The news comes as no surprise to residents in Southwest Colorado, who have been living since this spring in an area listed as being in exceptional drought, the U.S. Drought Monitor's highest level.
But for months, forecasters held out hope the monsoons would arrive this summer to quench the parched landscape of Southwest Colorado.
The Climate Prediction Center in May released a report that said the region was expected to receive above-average precipitation from the monsoons in July and August, and even into September.
Those predictions, obviously, never panned out.
According to a weather station at the Durango-La Plata County Airport, only 0.88 inches of rain fell in July - about 0.84 inches below average.
August didn't improve the situation; only 0.44 inches of rain were recorded at the weather station in August - about 1.75 inches below normal.
Since Jan. 1, only 4 inches of rain have fallen at the airport weather station, more than 7 inches below normal.
Stackhouse said a high-pressure system blocked moisture from Southwest Colorado, which is why the monsoons were never able to get started.
Typically, the high-pressure system is situated to the southeast, over the high plains. This summer, the high-pressure system was a little too far west, Stackhouse said, which blocked moisture from making it to the region.

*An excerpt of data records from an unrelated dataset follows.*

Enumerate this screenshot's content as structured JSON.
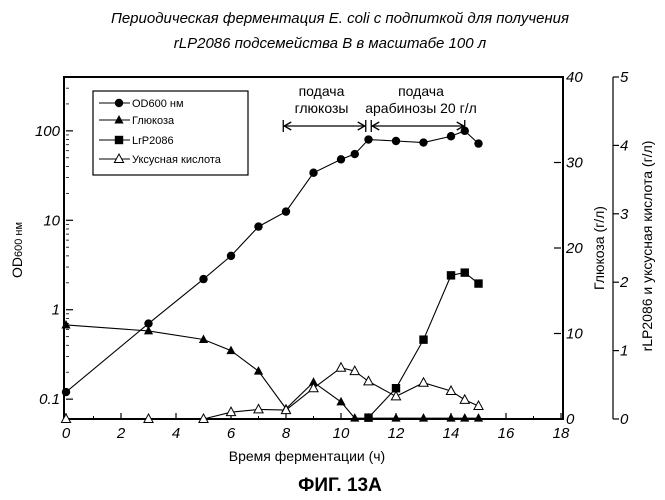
{
  "chart_data": {
    "type": "line",
    "title": "Периодическая ферментация E. coli с подпиткой для получения",
    "subtitle": "rLP2086 подсемейства В в масштабе 100 л",
    "figure_label": "ФИГ. 13А",
    "xlabel": "Время ферментации (ч)",
    "xlim": [
      0,
      18
    ],
    "xticks": [
      0,
      2,
      4,
      6,
      8,
      10,
      12,
      14,
      16,
      18
    ],
    "y_left": {
      "label": "OD600 нм",
      "label_main": "OD",
      "label_sub": "600 нм",
      "scale": "log",
      "ylim": [
        0.06,
        400
      ],
      "ticks": [
        {
          "value": 0.1,
          "label": "0.1"
        },
        {
          "value": 1,
          "label": "1"
        },
        {
          "value": 10,
          "label": "10"
        },
        {
          "value": 100,
          "label": "100"
        }
      ]
    },
    "y_right1": {
      "label": "Глюкоза (г/л)",
      "ylim": [
        0,
        40
      ],
      "ticks": [
        0,
        10,
        20,
        30,
        40
      ]
    },
    "y_right2": {
      "label": "rLP2086 и уксусная кислота (г/л)",
      "ylim": [
        0,
        5
      ],
      "ticks": [
        0,
        1,
        2,
        3,
        4,
        5
      ]
    },
    "annotations": [
      {
        "lines": [
          "подача",
          "глюкозы"
        ],
        "x_start": 7.9,
        "x_end": 10.9
      },
      {
        "lines": [
          "подача",
          "арабинозы 20 г/л"
        ],
        "x_start": 11.1,
        "x_end": 14.5
      }
    ],
    "series": [
      {
        "name": "OD600 нм",
        "legend": "OD600 нм",
        "axis": "y_left",
        "marker": "circle",
        "x": [
          0,
          3,
          5,
          6,
          7,
          8,
          9,
          10,
          10.5,
          11,
          12,
          13,
          14,
          14.5,
          15
        ],
        "values": [
          0.12,
          0.7,
          2.2,
          4.0,
          8.5,
          12.5,
          34,
          48,
          55,
          80,
          77,
          74,
          87,
          100,
          72
        ]
      },
      {
        "name": "Глюкоза",
        "legend": "Глюкоза",
        "axis": "y_right1",
        "marker": "triangle",
        "x": [
          0,
          3,
          5,
          6,
          7,
          8,
          9,
          10,
          10.5,
          11,
          12,
          13,
          14,
          14.5,
          15
        ],
        "values": [
          11,
          10.3,
          9.3,
          8,
          5.6,
          1.2,
          4.3,
          2,
          0.1,
          0.1,
          0.1,
          0.1,
          0.1,
          0.1,
          0.1
        ]
      },
      {
        "name": "rLP2086",
        "legend": "LrP2086",
        "axis": "y_right2",
        "marker": "square",
        "x": [
          11,
          12,
          13,
          14,
          14.5,
          15
        ],
        "values": [
          0.02,
          0.45,
          1.16,
          2.1,
          2.14,
          1.98
        ]
      },
      {
        "name": "Уксусная кислота",
        "legend": "Уксусная кислота",
        "axis": "y_right2",
        "marker": "open-triangle",
        "x": [
          0,
          3,
          5,
          6,
          7,
          8,
          9,
          10,
          10.5,
          11,
          12,
          13,
          14,
          14.5,
          15
        ],
        "values": [
          0,
          0,
          0,
          0.1,
          0.14,
          0.13,
          0.45,
          0.75,
          0.7,
          0.55,
          0.33,
          0.53,
          0.41,
          0.28,
          0.19
        ]
      }
    ]
  }
}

"We had a few good days," she said. "But that high just blocked everything."
The last time Durango had any rain was Sept. 9, when about a half-inch fell.
Southwest Colorado was expected to see scattered rain Wednesday, but not much arrived and it wasn't connected to any monsoon pattern.

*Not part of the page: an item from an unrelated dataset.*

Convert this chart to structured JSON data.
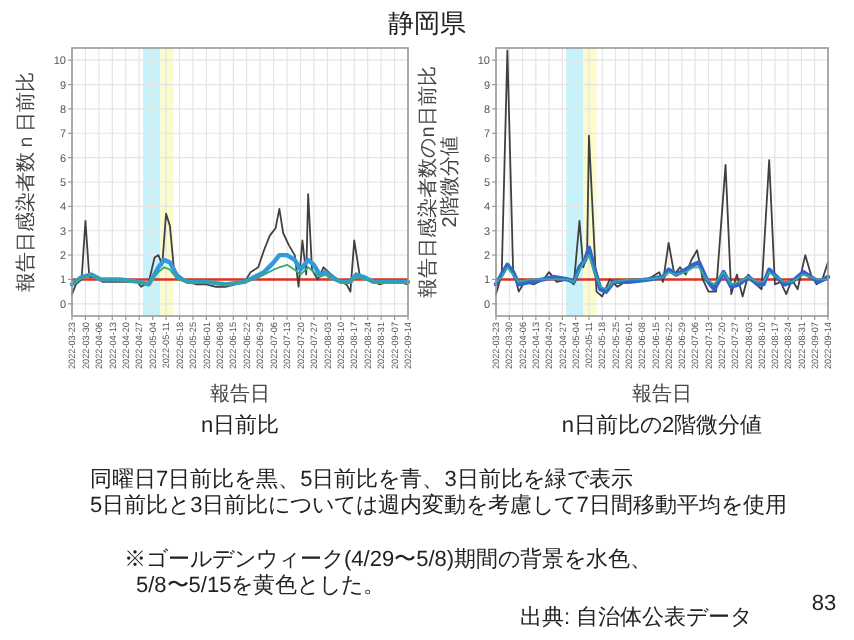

The outlook for the next two weeks is hot and dry. Windy conditions should start up early next week, and are expected to bring an element of fire danger.
"It's definitely a big concern, especially with those windy conditions returning," Stackhouse said.
Fort Lewis Mesa Fire Protection District Chief John Lee said conditions are ripe for wildfire to spread. The district's fire response calls, however, are down, likely because people are on high alert about fire danger.
"People are really paying attention to the conditions," Lee said. "But when we do get something, like a lightning strike, those conditions are very ripe and ready for a few acres to go quickly."